» Learning with Big Data: The Future of Education

Viktor Mayer-Schönberger & Kenneth Cukier:

A decade ago, as a 22-year-old grad student, von Ahn helped create something called CAPTCHAs—squiggly text that people have to type into websites in order to sign up for things like free email. Doing so proves that they are humans and not spambots. An upgraded version (called reCAPTCHA) that von Ahn sold to Google had people type distorted text that wasn’t just invented for the purpose, but came from Google’s book-scanning project, which a computer couldn’t decipher. It was a beautiful way to serve two goals with a single piece of data: register for things online, and decrypt words at the same time.

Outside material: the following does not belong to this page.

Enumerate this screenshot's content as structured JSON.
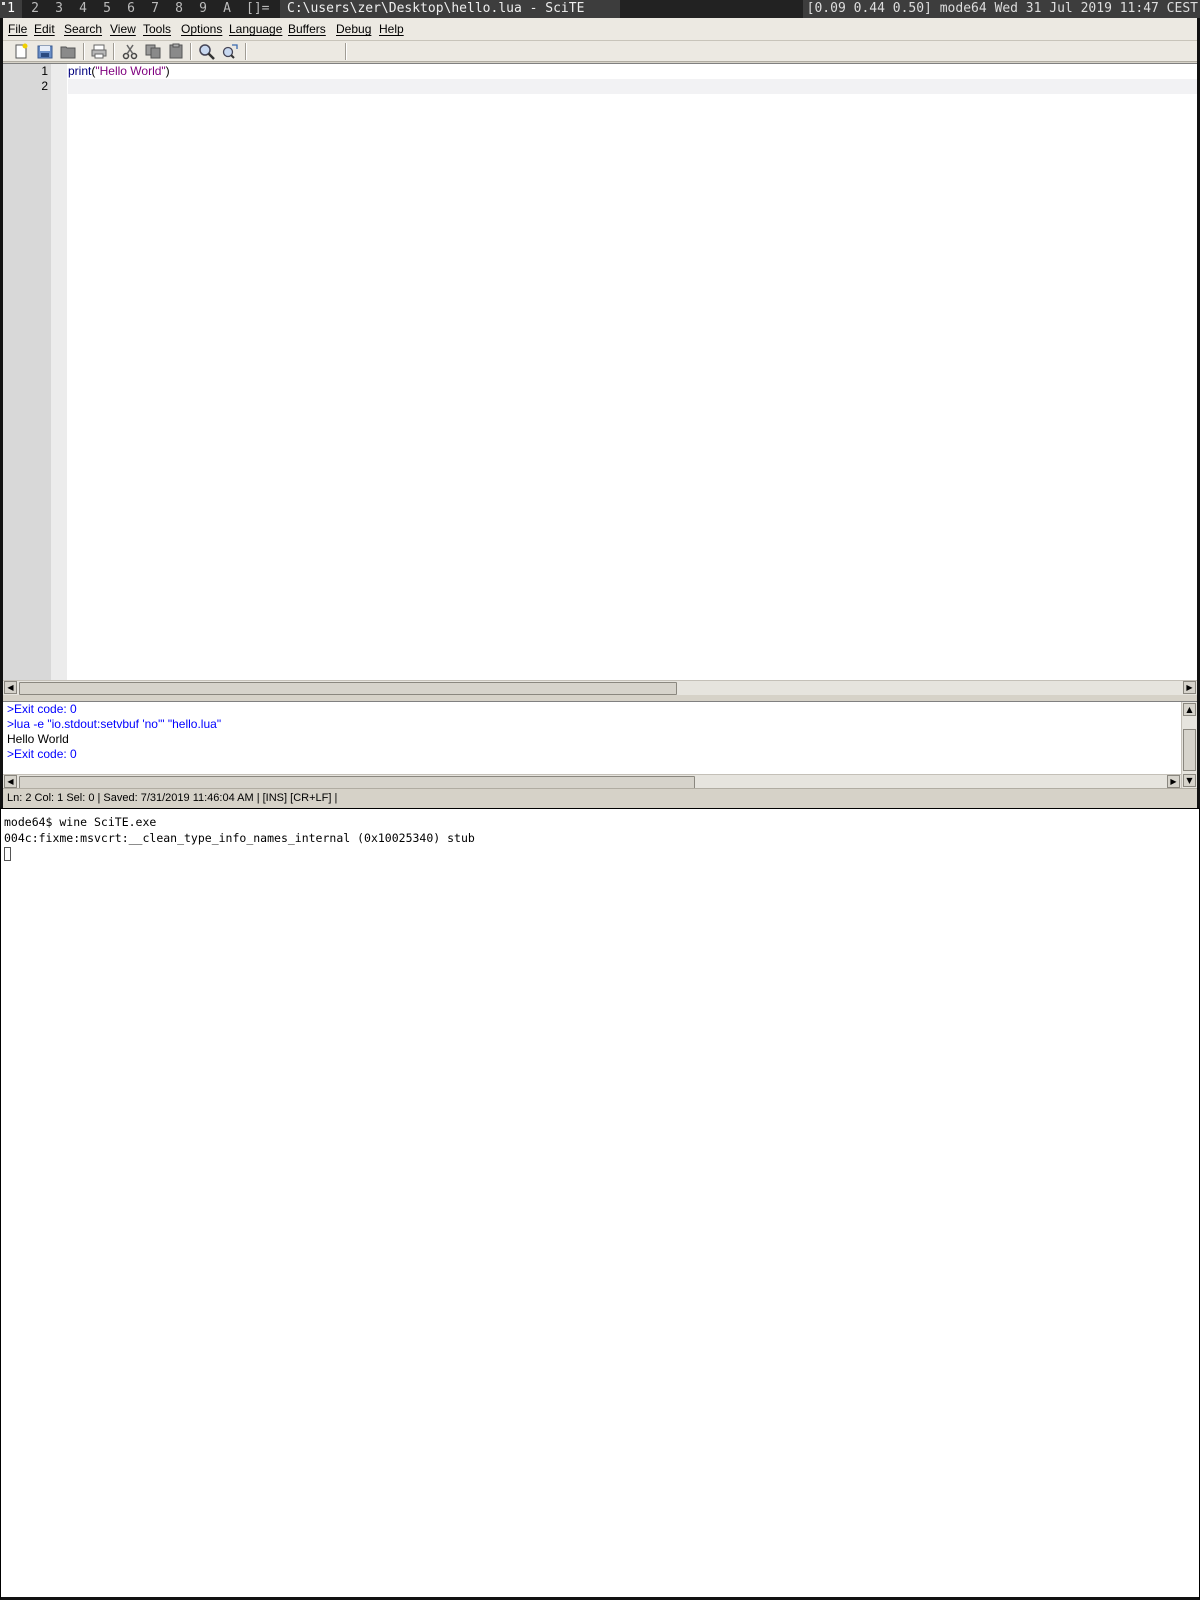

Since then, von Ahn, a professor at Carnegie Mellon University, has looked for other “twofers”—ways to get people to supply bits of data that can serve two purposes. He devised it in a startup that he launched in 2012 called Duolingo. The site and smartphone app help people learn foreign languages—something he can empathize with, having learned English as a young child in Guatemala. But the instruction happens in a very clever way.

The company has people translate texts in small phrases at a time, or evaluate and fix other people’s translations. Instead of presenting invented phrases, as is typical for translation software, Duolingo presents real sentences from documents that need translation, for which the company gets paid. After enough students have independently translated or verified a particular phrase, the system accepts it—and compiles all the discrete sentences into a complete document. Among its customers are media companies such as CNN and BuzzFeed, which use it to translate their content in foreign markets. Like reCAPTCHA, Duolingo is a delightful “twin-win”: students get free foreign language instruction while producing something of economic value in return.